[CHAPTER 4]
Yamato merasa tidurnya terganggu oleh bayangan-bayangan yang silih berganti menghalangi sinar matahari pagi. Lalu, dia mendengar orang berbisik. Alisnya berkerut menunjukkan ketidaksukaan karena tidurnya teganggu. Ketika matanya terbuka, cahaya menerjang kedua iris berwarna biru itu tanpa ampun membuatnya silau.
"Sssh! Kashuu-kun, kamu membuatnya terbangun." Suara Miyu terdengar sementara Yamato mendapatkan sebagian penglihatannya. Perlahan warna putih memudar dan warna-warna lain mulai muncul.
"Aku tidak peduli. Miyu-chan tidak boleh melakukannya," balas Kashuu dengan lebih keras.
Yamato akhirnya mendapat seluruh penglihatannya dan mendudukkan badan di atas futon. "Ada apa pagi-pagi?" tanyanya sambil mengusap mata yang terasa lengket.
Miyu memandang Kashuu dengan tatapan menuduh. Kashuu menghindari tatapan itu dengan membuang muka dan melipat tangan di dada. Saniwa muda itu menghela napas lalu tersenyum ke arah Yamato.
"Yamato-san, ada yang ingin aku bicarakan denganmu." Miyu berkata pelan. "Setelah selesai berganti pakaian, aku menunggumu di kamar sebelah."
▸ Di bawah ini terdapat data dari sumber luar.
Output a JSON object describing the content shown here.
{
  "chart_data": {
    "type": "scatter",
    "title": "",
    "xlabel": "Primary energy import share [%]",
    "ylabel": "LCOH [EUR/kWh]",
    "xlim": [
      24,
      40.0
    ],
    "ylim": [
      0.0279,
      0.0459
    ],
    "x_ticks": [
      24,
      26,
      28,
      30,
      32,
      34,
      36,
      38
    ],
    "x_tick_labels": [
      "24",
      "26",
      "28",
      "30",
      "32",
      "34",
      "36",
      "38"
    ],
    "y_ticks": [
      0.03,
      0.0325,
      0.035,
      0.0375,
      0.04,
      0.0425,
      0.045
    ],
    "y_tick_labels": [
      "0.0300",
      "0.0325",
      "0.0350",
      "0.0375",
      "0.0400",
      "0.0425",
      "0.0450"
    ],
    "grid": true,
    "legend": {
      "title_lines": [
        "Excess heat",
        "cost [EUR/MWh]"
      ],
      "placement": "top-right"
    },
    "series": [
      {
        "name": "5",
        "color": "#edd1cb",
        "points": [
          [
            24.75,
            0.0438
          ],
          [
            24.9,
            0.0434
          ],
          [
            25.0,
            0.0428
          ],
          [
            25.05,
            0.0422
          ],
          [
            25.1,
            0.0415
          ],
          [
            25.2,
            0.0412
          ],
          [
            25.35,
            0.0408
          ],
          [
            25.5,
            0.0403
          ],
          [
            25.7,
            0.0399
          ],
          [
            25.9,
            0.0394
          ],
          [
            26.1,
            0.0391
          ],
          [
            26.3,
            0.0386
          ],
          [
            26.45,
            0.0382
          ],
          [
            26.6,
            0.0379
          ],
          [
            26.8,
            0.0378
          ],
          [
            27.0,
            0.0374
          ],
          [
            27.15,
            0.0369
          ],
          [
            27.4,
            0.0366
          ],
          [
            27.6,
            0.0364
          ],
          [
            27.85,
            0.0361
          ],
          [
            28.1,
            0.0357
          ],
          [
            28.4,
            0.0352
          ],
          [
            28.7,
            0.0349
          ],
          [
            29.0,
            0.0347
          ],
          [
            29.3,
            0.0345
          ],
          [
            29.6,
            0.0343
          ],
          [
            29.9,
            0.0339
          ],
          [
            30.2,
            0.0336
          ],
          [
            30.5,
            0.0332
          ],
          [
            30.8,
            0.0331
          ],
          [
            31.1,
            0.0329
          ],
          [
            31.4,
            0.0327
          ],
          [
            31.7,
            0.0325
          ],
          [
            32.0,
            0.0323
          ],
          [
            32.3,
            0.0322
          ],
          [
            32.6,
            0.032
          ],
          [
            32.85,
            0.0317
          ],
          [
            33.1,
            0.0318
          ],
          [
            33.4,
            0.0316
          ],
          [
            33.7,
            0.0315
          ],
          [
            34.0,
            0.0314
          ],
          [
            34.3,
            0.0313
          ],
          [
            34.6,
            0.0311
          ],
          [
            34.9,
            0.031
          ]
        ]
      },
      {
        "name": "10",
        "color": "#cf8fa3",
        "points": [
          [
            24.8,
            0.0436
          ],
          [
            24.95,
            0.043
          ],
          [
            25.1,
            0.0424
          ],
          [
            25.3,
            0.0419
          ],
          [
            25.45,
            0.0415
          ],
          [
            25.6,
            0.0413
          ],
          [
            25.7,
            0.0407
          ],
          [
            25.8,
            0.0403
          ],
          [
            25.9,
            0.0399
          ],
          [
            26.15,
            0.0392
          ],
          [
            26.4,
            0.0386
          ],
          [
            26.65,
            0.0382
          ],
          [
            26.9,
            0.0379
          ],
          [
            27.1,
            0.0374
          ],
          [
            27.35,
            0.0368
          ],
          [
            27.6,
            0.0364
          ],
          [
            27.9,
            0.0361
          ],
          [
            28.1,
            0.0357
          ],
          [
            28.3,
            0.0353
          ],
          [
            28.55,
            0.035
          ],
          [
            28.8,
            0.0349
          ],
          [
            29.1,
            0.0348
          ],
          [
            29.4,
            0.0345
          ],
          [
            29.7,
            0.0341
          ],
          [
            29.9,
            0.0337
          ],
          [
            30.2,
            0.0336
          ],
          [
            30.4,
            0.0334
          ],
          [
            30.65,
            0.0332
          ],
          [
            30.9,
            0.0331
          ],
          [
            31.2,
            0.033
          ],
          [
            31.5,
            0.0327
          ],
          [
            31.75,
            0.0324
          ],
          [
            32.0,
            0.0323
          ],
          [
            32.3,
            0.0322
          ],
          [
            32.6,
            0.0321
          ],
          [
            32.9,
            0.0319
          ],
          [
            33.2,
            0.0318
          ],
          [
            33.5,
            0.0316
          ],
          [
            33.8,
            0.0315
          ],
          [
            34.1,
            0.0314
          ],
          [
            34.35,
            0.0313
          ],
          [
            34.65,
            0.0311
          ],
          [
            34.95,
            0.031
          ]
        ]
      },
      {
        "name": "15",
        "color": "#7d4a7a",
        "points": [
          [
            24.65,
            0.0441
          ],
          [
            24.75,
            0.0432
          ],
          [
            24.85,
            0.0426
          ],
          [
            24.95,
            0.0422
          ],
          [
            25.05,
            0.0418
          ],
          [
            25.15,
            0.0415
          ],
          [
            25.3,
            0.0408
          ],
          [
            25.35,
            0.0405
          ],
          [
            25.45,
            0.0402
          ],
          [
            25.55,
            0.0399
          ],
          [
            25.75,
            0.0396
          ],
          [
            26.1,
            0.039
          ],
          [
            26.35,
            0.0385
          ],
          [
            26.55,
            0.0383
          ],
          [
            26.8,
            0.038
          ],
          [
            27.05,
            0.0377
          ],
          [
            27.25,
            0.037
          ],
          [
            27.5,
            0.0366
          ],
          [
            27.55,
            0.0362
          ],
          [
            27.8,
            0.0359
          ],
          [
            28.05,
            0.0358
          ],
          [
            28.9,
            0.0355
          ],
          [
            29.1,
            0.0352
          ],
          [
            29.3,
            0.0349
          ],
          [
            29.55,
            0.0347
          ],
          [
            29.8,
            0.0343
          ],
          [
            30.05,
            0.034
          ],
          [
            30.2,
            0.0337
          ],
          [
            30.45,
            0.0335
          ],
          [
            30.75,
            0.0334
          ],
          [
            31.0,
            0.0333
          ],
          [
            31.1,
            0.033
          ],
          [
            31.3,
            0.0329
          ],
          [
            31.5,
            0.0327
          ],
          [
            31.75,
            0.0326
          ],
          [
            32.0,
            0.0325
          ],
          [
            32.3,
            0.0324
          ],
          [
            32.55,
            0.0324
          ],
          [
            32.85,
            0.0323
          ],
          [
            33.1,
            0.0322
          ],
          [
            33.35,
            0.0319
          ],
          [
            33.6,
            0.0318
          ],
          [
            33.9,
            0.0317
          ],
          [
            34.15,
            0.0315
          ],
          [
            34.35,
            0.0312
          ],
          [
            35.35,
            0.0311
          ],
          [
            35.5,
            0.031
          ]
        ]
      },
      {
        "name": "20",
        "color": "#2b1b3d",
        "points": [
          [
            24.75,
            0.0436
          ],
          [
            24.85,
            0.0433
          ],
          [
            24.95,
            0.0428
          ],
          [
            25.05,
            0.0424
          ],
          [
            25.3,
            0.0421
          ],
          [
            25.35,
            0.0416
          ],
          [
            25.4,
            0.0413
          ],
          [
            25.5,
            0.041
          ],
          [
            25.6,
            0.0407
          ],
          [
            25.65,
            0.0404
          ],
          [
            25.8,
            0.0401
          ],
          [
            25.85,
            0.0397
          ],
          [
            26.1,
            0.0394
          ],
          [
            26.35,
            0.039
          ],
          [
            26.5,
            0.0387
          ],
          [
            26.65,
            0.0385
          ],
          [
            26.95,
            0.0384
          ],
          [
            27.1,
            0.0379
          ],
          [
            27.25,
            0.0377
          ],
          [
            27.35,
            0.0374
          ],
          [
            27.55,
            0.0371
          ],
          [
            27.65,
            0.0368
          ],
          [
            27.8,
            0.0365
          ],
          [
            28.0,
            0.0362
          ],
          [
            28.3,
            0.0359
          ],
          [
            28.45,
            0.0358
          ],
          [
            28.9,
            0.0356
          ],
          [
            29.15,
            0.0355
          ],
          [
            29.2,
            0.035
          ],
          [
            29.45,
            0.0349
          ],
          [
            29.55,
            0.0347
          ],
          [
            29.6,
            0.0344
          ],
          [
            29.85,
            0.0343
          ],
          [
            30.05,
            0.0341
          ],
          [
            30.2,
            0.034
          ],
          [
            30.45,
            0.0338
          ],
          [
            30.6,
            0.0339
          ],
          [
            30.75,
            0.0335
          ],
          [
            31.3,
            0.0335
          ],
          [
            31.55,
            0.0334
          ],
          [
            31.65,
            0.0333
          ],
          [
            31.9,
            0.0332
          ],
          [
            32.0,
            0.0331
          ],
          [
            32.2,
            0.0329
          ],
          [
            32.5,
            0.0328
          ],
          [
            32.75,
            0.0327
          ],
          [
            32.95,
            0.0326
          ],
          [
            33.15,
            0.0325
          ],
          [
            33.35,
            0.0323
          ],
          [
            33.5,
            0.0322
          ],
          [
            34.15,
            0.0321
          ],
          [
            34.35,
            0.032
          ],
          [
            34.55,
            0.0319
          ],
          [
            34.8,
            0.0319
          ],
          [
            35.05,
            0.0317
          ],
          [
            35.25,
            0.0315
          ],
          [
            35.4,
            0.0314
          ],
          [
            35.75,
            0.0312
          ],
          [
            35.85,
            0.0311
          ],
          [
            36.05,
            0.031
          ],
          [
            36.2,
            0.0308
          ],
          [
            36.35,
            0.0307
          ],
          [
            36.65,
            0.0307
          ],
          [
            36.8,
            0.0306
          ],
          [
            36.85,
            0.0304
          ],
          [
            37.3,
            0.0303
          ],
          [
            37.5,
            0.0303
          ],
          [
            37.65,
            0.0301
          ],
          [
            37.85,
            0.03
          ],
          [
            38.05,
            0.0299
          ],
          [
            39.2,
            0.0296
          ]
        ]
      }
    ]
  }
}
Yamato masih berusaha mencerna perkataan Miyu ketika gadis itu berdiri dan berjalan menuju pintu geser, membukanya dan keluar sebelum menutupnya kembali.
"Ada apa, Kashuu?" tanyanya, berharap mendapat penjelasan.
"Kamu akan tahu nanti," balas Kashuu sekadarnya lalu mengikuti gadis itu.
Yamato mengumpulkan sisa kesadarannya sambil bertanya-tanya apa yang telah terjadi. Dia menguap sambil merenggangkan badan, memasukkan sebanyak mungkin udara ke paru-paru. Rasa segar mengalir cepat. Dia teringat bahwa Okita berada dekat dengannya membuat wajahnya semringah. Dia segera berdiri dan berganti pakaian. Dia siap menyambut hari baru ini.
Tiga puluh menit kemudian, ketika dia membuka pintu geser di kamar Miyu, gadis itu sudah duduk berlutut menghadapnya di ujung ruangan. Di sampingnya Kashuu duduk sambil merengut dan membuang muka. Futon sudah dibereskan sehingga ruangan itu dapat beralih fungsi menjadi tempat untuk duduk dan berbicara. Yamato menghela napas sambil melewati pintu geser lalu menutupnya. Dia merasa udara di ruangan itu berat.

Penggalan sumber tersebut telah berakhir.